Developers take advantage of low income housing development tax credits, but recent Third Circuit decision stirs controversy


Developers of multi-family apartment complexes geared to low- to moderate-income tenants are increasingly taking advantage of federal low-income housing tax credits (LIHTC) and, where available, their state counterparts, to finance such developments. Strictly speaking, LIHTC, which are allocated by state housing authorities, are not a form of financing. But frequently, a developer will partner with an equity investor interested in utilizing the tax credits, which are made available following the development or renovation of a qualified low-income housing development project. The credits come in two basic types: (a) more valuable 9 percent credits and (b) 4 percent credits, which typically are paired with a bond financing.

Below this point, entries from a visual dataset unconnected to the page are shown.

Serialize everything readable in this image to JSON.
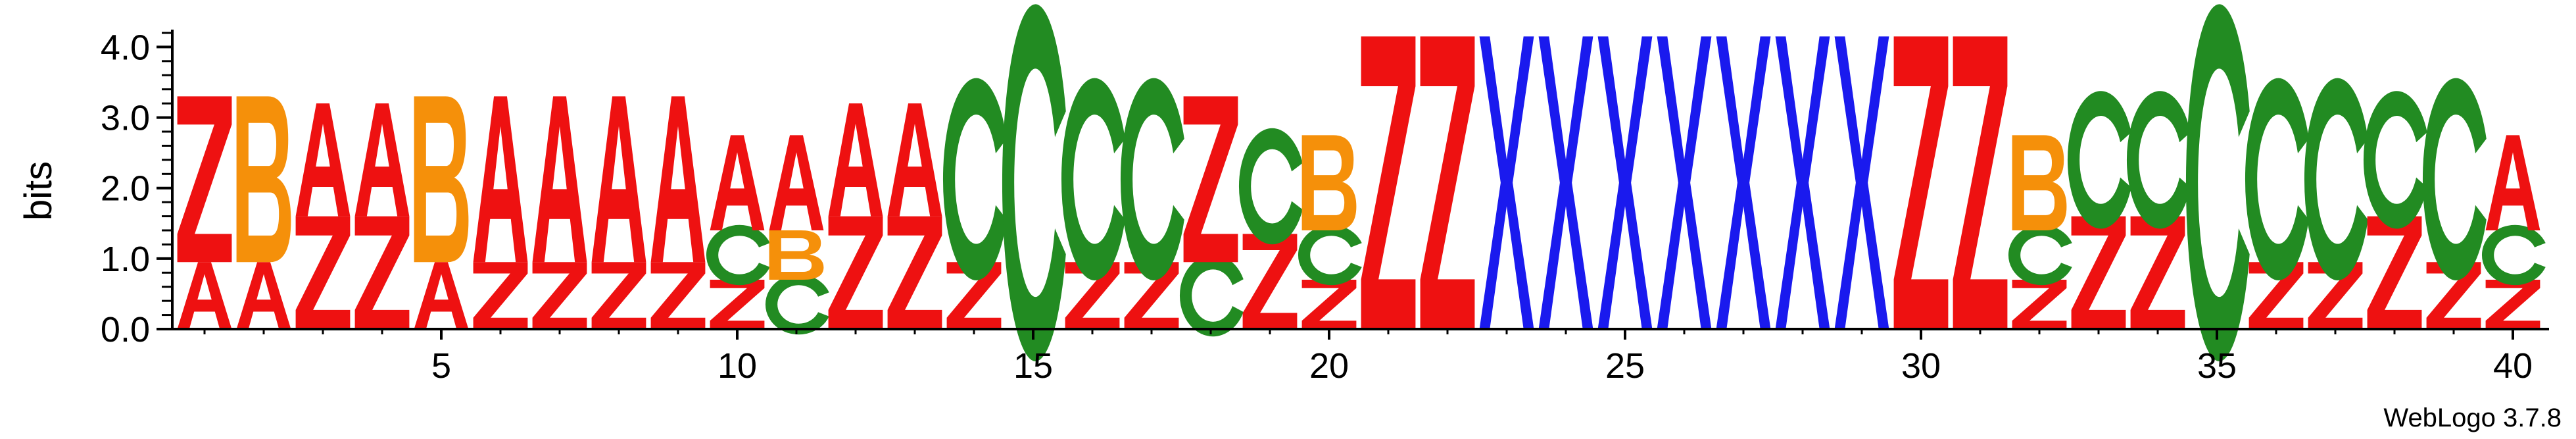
{
  "chart_data": {
    "type": "sequence-logo",
    "ylabel": "bits",
    "ylim": [
      0,
      4.2
    ],
    "yticks": [
      0.0,
      1.0,
      2.0,
      3.0,
      4.0
    ],
    "ytick_labels": [
      "0.0",
      "1.0",
      "2.0",
      "3.0",
      "4.0"
    ],
    "xticks": [
      5,
      10,
      15,
      20,
      25,
      30,
      35,
      40
    ],
    "xtick_labels": [
      "5",
      "10",
      "15",
      "20",
      "25",
      "30",
      "35",
      "40"
    ],
    "positions_count": 40,
    "colors": {
      "A": "#ee1111",
      "Z": "#ee1111",
      "B": "#f5900a",
      "C": "#228b22",
      "X": "#1a1aee"
    },
    "columns": [
      {
        "pos": 1,
        "stack": [
          {
            "l": "A",
            "v": 0.95
          },
          {
            "l": "Z",
            "v": 2.35
          }
        ]
      },
      {
        "pos": 2,
        "stack": [
          {
            "l": "A",
            "v": 0.95
          },
          {
            "l": "B",
            "v": 2.35
          }
        ]
      },
      {
        "pos": 3,
        "stack": [
          {
            "l": "Z",
            "v": 1.6
          },
          {
            "l": "A",
            "v": 1.6
          }
        ]
      },
      {
        "pos": 4,
        "stack": [
          {
            "l": "Z",
            "v": 1.6
          },
          {
            "l": "A",
            "v": 1.6
          }
        ]
      },
      {
        "pos": 5,
        "stack": [
          {
            "l": "A",
            "v": 0.95
          },
          {
            "l": "B",
            "v": 2.35
          }
        ]
      },
      {
        "pos": 6,
        "stack": [
          {
            "l": "Z",
            "v": 0.95
          },
          {
            "l": "A",
            "v": 2.35
          }
        ]
      },
      {
        "pos": 7,
        "stack": [
          {
            "l": "Z",
            "v": 0.95
          },
          {
            "l": "A",
            "v": 2.35
          }
        ]
      },
      {
        "pos": 8,
        "stack": [
          {
            "l": "Z",
            "v": 0.95
          },
          {
            "l": "A",
            "v": 2.35
          }
        ]
      },
      {
        "pos": 9,
        "stack": [
          {
            "l": "Z",
            "v": 0.95
          },
          {
            "l": "A",
            "v": 2.35
          }
        ]
      },
      {
        "pos": 10,
        "stack": [
          {
            "l": "Z",
            "v": 0.7
          },
          {
            "l": "C",
            "v": 0.7
          },
          {
            "l": "A",
            "v": 1.35
          }
        ]
      },
      {
        "pos": 11,
        "stack": [
          {
            "l": "C",
            "v": 0.7
          },
          {
            "l": "B",
            "v": 0.7
          },
          {
            "l": "A",
            "v": 1.35
          }
        ]
      },
      {
        "pos": 12,
        "stack": [
          {
            "l": "Z",
            "v": 1.6
          },
          {
            "l": "A",
            "v": 1.6
          }
        ]
      },
      {
        "pos": 13,
        "stack": [
          {
            "l": "Z",
            "v": 1.6
          },
          {
            "l": "A",
            "v": 1.6
          }
        ]
      },
      {
        "pos": 14,
        "stack": [
          {
            "l": "Z",
            "v": 0.95
          },
          {
            "l": "C",
            "v": 2.35
          }
        ]
      },
      {
        "pos": 15,
        "stack": [
          {
            "l": "C",
            "v": 4.15
          }
        ]
      },
      {
        "pos": 16,
        "stack": [
          {
            "l": "Z",
            "v": 0.95
          },
          {
            "l": "C",
            "v": 2.35
          }
        ]
      },
      {
        "pos": 17,
        "stack": [
          {
            "l": "Z",
            "v": 0.95
          },
          {
            "l": "C",
            "v": 2.35
          }
        ]
      },
      {
        "pos": 18,
        "stack": [
          {
            "l": "C",
            "v": 0.95
          },
          {
            "l": "Z",
            "v": 2.35
          }
        ]
      },
      {
        "pos": 19,
        "stack": [
          {
            "l": "Z",
            "v": 1.35
          },
          {
            "l": "C",
            "v": 1.35
          }
        ]
      },
      {
        "pos": 20,
        "stack": [
          {
            "l": "Z",
            "v": 0.7
          },
          {
            "l": "C",
            "v": 0.7
          },
          {
            "l": "B",
            "v": 1.35
          }
        ]
      },
      {
        "pos": 21,
        "stack": [
          {
            "l": "Z",
            "v": 4.15
          }
        ]
      },
      {
        "pos": 22,
        "stack": [
          {
            "l": "Z",
            "v": 4.15
          }
        ]
      },
      {
        "pos": 23,
        "stack": [
          {
            "l": "X",
            "v": 4.15
          }
        ]
      },
      {
        "pos": 24,
        "stack": [
          {
            "l": "X",
            "v": 4.15
          }
        ]
      },
      {
        "pos": 25,
        "stack": [
          {
            "l": "X",
            "v": 4.15
          }
        ]
      },
      {
        "pos": 26,
        "stack": [
          {
            "l": "X",
            "v": 4.15
          }
        ]
      },
      {
        "pos": 27,
        "stack": [
          {
            "l": "X",
            "v": 4.15
          }
        ]
      },
      {
        "pos": 28,
        "stack": [
          {
            "l": "X",
            "v": 4.15
          }
        ]
      },
      {
        "pos": 29,
        "stack": [
          {
            "l": "X",
            "v": 4.15
          }
        ]
      },
      {
        "pos": 30,
        "stack": [
          {
            "l": "Z",
            "v": 4.15
          }
        ]
      },
      {
        "pos": 31,
        "stack": [
          {
            "l": "Z",
            "v": 4.15
          }
        ]
      },
      {
        "pos": 32,
        "stack": [
          {
            "l": "Z",
            "v": 0.7
          },
          {
            "l": "C",
            "v": 0.7
          },
          {
            "l": "B",
            "v": 1.35
          }
        ]
      },
      {
        "pos": 33,
        "stack": [
          {
            "l": "Z",
            "v": 1.6
          },
          {
            "l": "C",
            "v": 1.6
          }
        ]
      },
      {
        "pos": 34,
        "stack": [
          {
            "l": "Z",
            "v": 1.6
          },
          {
            "l": "C",
            "v": 1.6
          }
        ]
      },
      {
        "pos": 35,
        "stack": [
          {
            "l": "C",
            "v": 4.15
          }
        ]
      },
      {
        "pos": 36,
        "stack": [
          {
            "l": "Z",
            "v": 0.95
          },
          {
            "l": "C",
            "v": 2.35
          }
        ]
      },
      {
        "pos": 37,
        "stack": [
          {
            "l": "Z",
            "v": 0.95
          },
          {
            "l": "C",
            "v": 2.35
          }
        ]
      },
      {
        "pos": 38,
        "stack": [
          {
            "l": "Z",
            "v": 1.6
          },
          {
            "l": "C",
            "v": 1.6
          }
        ]
      },
      {
        "pos": 39,
        "stack": [
          {
            "l": "Z",
            "v": 0.95
          },
          {
            "l": "C",
            "v": 2.35
          }
        ]
      },
      {
        "pos": 40,
        "stack": [
          {
            "l": "Z",
            "v": 0.7
          },
          {
            "l": "C",
            "v": 0.7
          },
          {
            "l": "A",
            "v": 1.35
          }
        ]
      }
    ]
  },
  "footer": {
    "credit": "WebLogo 3.7.8"
  }
}
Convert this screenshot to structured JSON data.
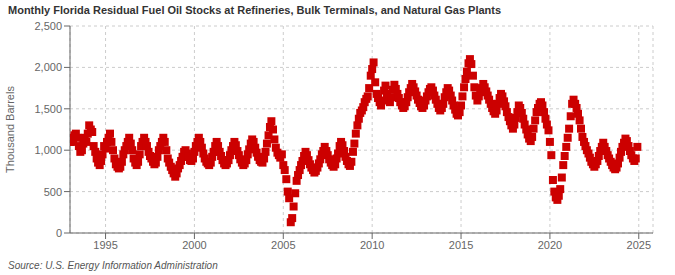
{
  "chart_data": {
    "type": "scatter",
    "title": "Monthly Florida Residual Fuel Oil Stocks at Refineries, Bulk Terminals, and Natural Gas Plants",
    "ylabel": "Thousand Barrels",
    "annotations": [
      "Source: U.S. Energy Information Administration"
    ],
    "color": "#cc0000",
    "marker": "square",
    "grid": true,
    "xlim": [
      1993.0,
      2025.8
    ],
    "xticks": [
      1995,
      2000,
      2005,
      2010,
      2015,
      2020,
      2025
    ],
    "ylim": [
      0,
      2500
    ],
    "yticks": [
      0,
      500,
      {
        "value": 1000,
        "label": "1,000"
      },
      {
        "value": 1500,
        "label": "1,500"
      },
      {
        "value": 2000,
        "label": "2,000"
      },
      {
        "value": 2500,
        "label": "2,500"
      }
    ],
    "x": [
      1993.0,
      1993.08,
      1993.17,
      1993.25,
      1993.33,
      1993.42,
      1993.5,
      1993.58,
      1993.67,
      1993.75,
      1993.83,
      1993.92,
      1994.0,
      1994.08,
      1994.17,
      1994.25,
      1994.33,
      1994.42,
      1994.5,
      1994.58,
      1994.67,
      1994.75,
      1994.83,
      1994.92,
      1995.0,
      1995.08,
      1995.17,
      1995.25,
      1995.33,
      1995.42,
      1995.5,
      1995.58,
      1995.67,
      1995.75,
      1995.83,
      1995.92,
      1996.0,
      1996.08,
      1996.17,
      1996.25,
      1996.33,
      1996.42,
      1996.5,
      1996.58,
      1996.67,
      1996.75,
      1996.83,
      1996.92,
      1997.0,
      1997.08,
      1997.17,
      1997.25,
      1997.33,
      1997.42,
      1997.5,
      1997.58,
      1997.67,
      1997.75,
      1997.83,
      1997.92,
      1998.0,
      1998.08,
      1998.17,
      1998.25,
      1998.33,
      1998.42,
      1998.5,
      1998.58,
      1998.67,
      1998.75,
      1998.83,
      1998.92,
      1999.0,
      1999.08,
      1999.17,
      1999.25,
      1999.33,
      1999.42,
      1999.5,
      1999.58,
      1999.67,
      1999.75,
      1999.83,
      1999.92,
      2000.0,
      2000.08,
      2000.17,
      2000.25,
      2000.33,
      2000.42,
      2000.5,
      2000.58,
      2000.67,
      2000.75,
      2000.83,
      2000.92,
      2001.0,
      2001.08,
      2001.17,
      2001.25,
      2001.33,
      2001.42,
      2001.5,
      2001.58,
      2001.67,
      2001.75,
      2001.83,
      2001.92,
      2002.0,
      2002.08,
      2002.17,
      2002.25,
      2002.33,
      2002.42,
      2002.5,
      2002.58,
      2002.67,
      2002.75,
      2002.83,
      2002.92,
      2003.0,
      2003.08,
      2003.17,
      2003.25,
      2003.33,
      2003.42,
      2003.5,
      2003.58,
      2003.67,
      2003.75,
      2003.83,
      2003.92,
      2004.0,
      2004.08,
      2004.17,
      2004.25,
      2004.33,
      2004.42,
      2004.5,
      2004.58,
      2004.67,
      2004.75,
      2004.83,
      2004.92,
      2005.0,
      2005.08,
      2005.17,
      2005.25,
      2005.33,
      2005.42,
      2005.5,
      2005.58,
      2005.67,
      2005.75,
      2005.83,
      2005.92,
      2006.0,
      2006.08,
      2006.17,
      2006.25,
      2006.33,
      2006.42,
      2006.5,
      2006.58,
      2006.67,
      2006.75,
      2006.83,
      2006.92,
      2007.0,
      2007.08,
      2007.17,
      2007.25,
      2007.33,
      2007.42,
      2007.5,
      2007.58,
      2007.67,
      2007.75,
      2007.83,
      2007.92,
      2008.0,
      2008.08,
      2008.17,
      2008.25,
      2008.33,
      2008.42,
      2008.5,
      2008.58,
      2008.67,
      2008.75,
      2008.83,
      2008.92,
      2009.0,
      2009.08,
      2009.17,
      2009.25,
      2009.33,
      2009.42,
      2009.5,
      2009.58,
      2009.67,
      2009.75,
      2009.83,
      2009.92,
      2010.0,
      2010.08,
      2010.17,
      2010.25,
      2010.33,
      2010.42,
      2010.5,
      2010.58,
      2010.67,
      2010.75,
      2010.83,
      2010.92,
      2011.0,
      2011.08,
      2011.17,
      2011.25,
      2011.33,
      2011.42,
      2011.5,
      2011.58,
      2011.67,
      2011.75,
      2011.83,
      2011.92,
      2012.0,
      2012.08,
      2012.17,
      2012.25,
      2012.33,
      2012.42,
      2012.5,
      2012.58,
      2012.67,
      2012.75,
      2012.83,
      2012.92,
      2013.0,
      2013.08,
      2013.17,
      2013.25,
      2013.33,
      2013.42,
      2013.5,
      2013.58,
      2013.67,
      2013.75,
      2013.83,
      2013.92,
      2014.0,
      2014.08,
      2014.17,
      2014.25,
      2014.33,
      2014.42,
      2014.5,
      2014.58,
      2014.67,
      2014.75,
      2014.83,
      2014.92,
      2015.0,
      2015.08,
      2015.17,
      2015.25,
      2015.33,
      2015.42,
      2015.5,
      2015.58,
      2015.67,
      2015.75,
      2015.83,
      2015.92,
      2016.0,
      2016.08,
      2016.17,
      2016.25,
      2016.33,
      2016.42,
      2016.5,
      2016.58,
      2016.67,
      2016.75,
      2016.83,
      2016.92,
      2017.0,
      2017.08,
      2017.17,
      2017.25,
      2017.33,
      2017.42,
      2017.5,
      2017.58,
      2017.67,
      2017.75,
      2017.83,
      2017.92,
      2018.0,
      2018.08,
      2018.17,
      2018.25,
      2018.33,
      2018.42,
      2018.5,
      2018.58,
      2018.67,
      2018.75,
      2018.83,
      2018.92,
      2019.0,
      2019.08,
      2019.17,
      2019.25,
      2019.33,
      2019.42,
      2019.5,
      2019.58,
      2019.67,
      2019.75,
      2019.83,
      2019.92,
      2020.0,
      2020.08,
      2020.17,
      2020.25,
      2020.33,
      2020.42,
      2020.5,
      2020.58,
      2020.67,
      2020.75,
      2020.83,
      2020.92,
      2021.0,
      2021.08,
      2021.17,
      2021.25,
      2021.33,
      2021.42,
      2021.5,
      2021.58,
      2021.67,
      2021.75,
      2021.83,
      2021.92,
      2022.0,
      2022.08,
      2022.17,
      2022.25,
      2022.33,
      2022.42,
      2022.5,
      2022.58,
      2022.67,
      2022.75,
      2022.83,
      2022.92,
      2023.0,
      2023.08,
      2023.17,
      2023.25,
      2023.33,
      2023.42,
      2023.5,
      2023.58,
      2023.67,
      2023.75,
      2023.83,
      2023.92,
      2024.0,
      2024.08,
      2024.17,
      2024.25,
      2024.33,
      2024.42,
      2024.5,
      2024.58,
      2024.67,
      2024.75,
      2024.83,
      2024.92
    ],
    "values": [
      1100,
      1150,
      1100,
      1180,
      1200,
      1150,
      1050,
      980,
      1000,
      1080,
      1150,
      1100,
      1200,
      1300,
      1250,
      1220,
      1050,
      980,
      900,
      850,
      820,
      870,
      950,
      1050,
      1020,
      1100,
      1150,
      1200,
      1100,
      1000,
      900,
      830,
      800,
      780,
      800,
      860,
      950,
      1000,
      1050,
      1100,
      1150,
      1080,
      1000,
      900,
      850,
      820,
      860,
      950,
      1050,
      1100,
      1150,
      1100,
      1050,
      980,
      930,
      900,
      860,
      830,
      850,
      920,
      1000,
      1050,
      1100,
      1150,
      1100,
      1000,
      900,
      850,
      800,
      760,
      720,
      680,
      720,
      780,
      820,
      870,
      920,
      980,
      1000,
      960,
      920,
      880,
      870,
      900,
      980,
      1050,
      1100,
      1150,
      1100,
      1030,
      960,
      900,
      860,
      840,
      820,
      850,
      920,
      980,
      1050,
      1100,
      1050,
      980,
      930,
      880,
      840,
      820,
      840,
      880,
      940,
      1000,
      1050,
      1100,
      1060,
      990,
      940,
      890,
      850,
      820,
      840,
      880,
      950,
      1010,
      1080,
      1130,
      1100,
      1030,
      970,
      920,
      880,
      860,
      850,
      900,
      980,
      1080,
      1180,
      1280,
      1350,
      1250,
      1130,
      1030,
      970,
      940,
      910,
      950,
      820,
      760,
      650,
      500,
      420,
      130,
      180,
      320,
      480,
      630,
      700,
      760,
      820,
      870,
      930,
      980,
      940,
      880,
      830,
      790,
      760,
      730,
      750,
      790,
      840,
      890,
      950,
      990,
      1040,
      990,
      940,
      890,
      850,
      820,
      800,
      830,
      900,
      960,
      1050,
      1100,
      1060,
      990,
      920,
      870,
      830,
      810,
      860,
      980,
      1080,
      1200,
      1300,
      1380,
      1450,
      1480,
      1520,
      1580,
      1620,
      1650,
      1750,
      1900,
      1980,
      2060,
      1820,
      1680,
      1630,
      1580,
      1540,
      1600,
      1720,
      1780,
      1680,
      1630,
      1580,
      1640,
      1730,
      1790,
      1740,
      1680,
      1630,
      1580,
      1540,
      1510,
      1530,
      1580,
      1640,
      1700,
      1750,
      1800,
      1760,
      1710,
      1660,
      1610,
      1570,
      1530,
      1510,
      1540,
      1600,
      1650,
      1700,
      1740,
      1760,
      1720,
      1660,
      1610,
      1560,
      1510,
      1480,
      1510,
      1560,
      1640,
      1700,
      1750,
      1720,
      1660,
      1600,
      1540,
      1490,
      1440,
      1420,
      1460,
      1540,
      1650,
      1760,
      1860,
      1950,
      2050,
      2100,
      2040,
      1900,
      1760,
      1660,
      1600,
      1650,
      1700,
      1750,
      1800,
      1760,
      1710,
      1660,
      1610,
      1560,
      1510,
      1470,
      1440,
      1480,
      1560,
      1630,
      1680,
      1650,
      1590,
      1530,
      1460,
      1400,
      1350,
      1300,
      1260,
      1310,
      1390,
      1460,
      1540,
      1510,
      1450,
      1380,
      1310,
      1250,
      1190,
      1140,
      1110,
      1160,
      1260,
      1360,
      1460,
      1510,
      1560,
      1580,
      1540,
      1460,
      1380,
      1310,
      1240,
      1100,
      940,
      640,
      500,
      430,
      400,
      450,
      530,
      670,
      820,
      930,
      1040,
      1150,
      1260,
      1410,
      1560,
      1610,
      1560,
      1510,
      1440,
      1360,
      1260,
      1160,
      1100,
      1050,
      1000,
      960,
      910,
      860,
      830,
      800,
      830,
      870,
      930,
      990,
      1040,
      1090,
      1040,
      990,
      940,
      900,
      860,
      820,
      790,
      770,
      790,
      840,
      910,
      980,
      1040,
      1090,
      1140,
      1110,
      1050,
      990,
      940,
      900,
      870,
      900,
      1040
    ]
  }
}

A LIHTC partnership is typically structured as a special-purpose entity controlled by the developer. The developer acts as general partner (sometimes with a non profitentity as co-general partner if required for the issuance of the credits), and the equity investor acts as a limited partner. In general, the investor makes his or her equity available to the partnership in phases over the course of construction, with final equity payments made only upon completion of construction and lease-up of the project. As a result, a development typically needs construction financing from a traditional lender (and potentially other sources of financing such as HOME loan funds), until the equity proceeds are secured. The tax credits are then distributed to the partnership and allocated to the equity investor over a 10-year period beginning in the year the project is placed in service.